It is well-known that a polynomial $q \in \mathbb Z[t]$ vanishes modulo $p$ only if it lies in the ideal $J_p$ generated by $p$ and $t^p-t$. This means that either the degree is large (at least $p$) or the coefficients are large (divisible by $p$).

Is there anything useful like this that one can say if a polynomial vanishes modulo $n$? For example, let $n=p_1 \cdots p_k$, where $p_1<\dots<p_k$ are different primes. (For me, this could be the list of all primes less than some number $x$ for example.) It is clear that if $q(t)$ vanishes modulo $n$, then $$q(t) \in J_{p_1} \cap \cdots \cap J_{p_k} = J_{p_1} \cdots J_{p_k}.$$ Examples are $q(t)=t\prod_{i=1}^k (t^{p_i-1}-1)$ or $q(t)=p_1 \cdots p_l$ or anything in the ideal generated by polynomials divisible for each $1 \leq i \leq k$ by either $p_i$ or $t^{p_i}-t$.

Question:Is it true that again either the degree must necessarily be large or some coefficient (or let's say that sum of absolute values of coefficients) must be large? Here, large could mean for example comparable with $\sum_{i} p_i$ or $n$.

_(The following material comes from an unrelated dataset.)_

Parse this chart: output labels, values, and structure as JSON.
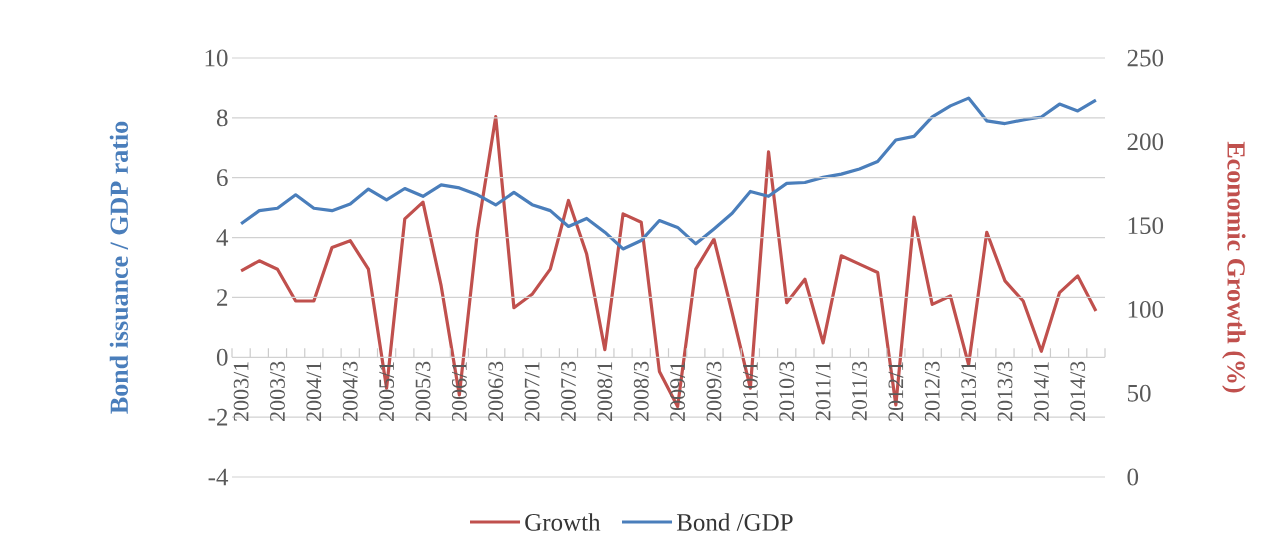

It is easy to see that any polynomial $q(t) \in \mathbb Z[t]$ that vanishes modulo $n$ is such that $q(t)/n$ maps $\mathbb Z$ to $\mathbb Z$, and hence $$q(t) = \sum_{i} n a_i \binom{t}{i},$$ for some $a_i \in \mathbb Z$ - but I do not see how this helps. I also tried to apply Chebotarev density theorem (which together with the error analysis of Lagarias-Odlyzko gives a way to produce small primes modulo which a polynomial has to have a root), but the estimates are too coarse and do not seem to make efficient use of the assumptions on the polynomial.

**EDIT:** Motivated by a discussion with David Speyer below, let me formulate a more precise question:

Question:Let $f \in \mathbb Z[t]$ be a monic polynomial of degree $d$ that vanishes modulo all primes $\leq P$. Is it true that $d \log \|f\|_{\infty}$ cannot be much smaller than $P^2$?

Here, $\|f\|_{\infty}$ denotes the maximum of the absolute value of the coefficients of $f$.